The Great Union Camp-Meeting was held in the first half of August on the Timber Creek camp-ground, only a mile and a half from the Grayson place. The mother and Barbara went every evening and came back with accounts of the attendance, of the old friends encountered, and of the sermons of favorite preachers. They told how "powerfully" the elder had preached, and how the eloquent young preacher, who was junior on the next circuit, had carried all before him in a pathetic exhortation. But Tom showed no desire to attend. He was slowly sinking into a depression quite unusual with him. He had been accustomed to the excitement of the town, and the prospect of a life of dull routine on a farm ate into his spirit like a biting rust. Barbara amused him with stories of the camp-meeting; she told him of the eccentric German exhorter whose broken English she mimicked, and of the woman she had heard relate in a morning "speaking-meeting" that, when convinced of the sin of wearing jewelry, she had immediately taken off her ear-rings and given them to her sister. These things lightened his spirit but for a moment; he would relapse soon into the same state of mental lassitude, or more acute melancholy. Barbara endeavored to cheer him with projects; he could take a school the next winter, and with the money earned pay his board somewhere in town and take up the study of law again. But all of Barbara's projects were moderate and took full account of difficulties. Tom had little heart for a process that demanded plodding and patient waiting; nor did any of Barbara's suggestions hold out any prospect of his recovering his ground with Rachel, which was the thing he most desired.

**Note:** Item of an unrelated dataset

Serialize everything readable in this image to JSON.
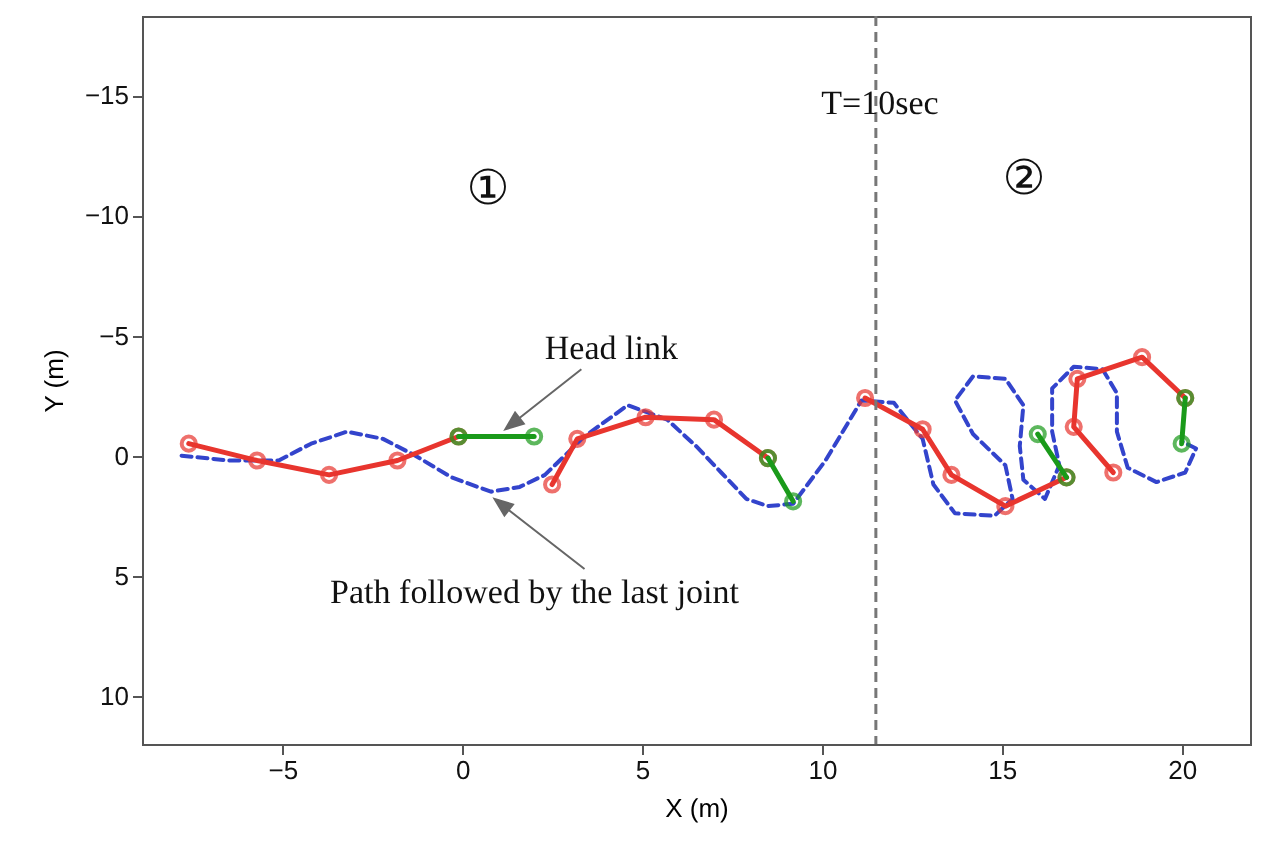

One evening, as he finished a supper which he had eaten with little relish and in silence, he pushed back his chair and sat moodily looking into the black cave of the kitchen fire-place, where the embers were smoldering under the ashes. Then when his mother had left the kitchen, and Barbara was clearing away the plates, he said:

"The more I think of it, the worse I feel about George Lockwood. The tricky villain got me into that scrape and then told all about it where he knew it would do me the most harm. I'd just like to shoot him."

"You'd better shoot him and get yourself hanged!" said Barbara with impatience. "_That_ would mend matters, wouldn't it?"

"'T wouldn't matter much to me," said Tom. "This country life doesn't suit me; I'd just as well be out of it, and they do say hanging is an easy way of dying." This last was spoken with a grim smile.

"I suppose you don't think of _us_," said Barbara.

"I'm more trouble than good to you and mother."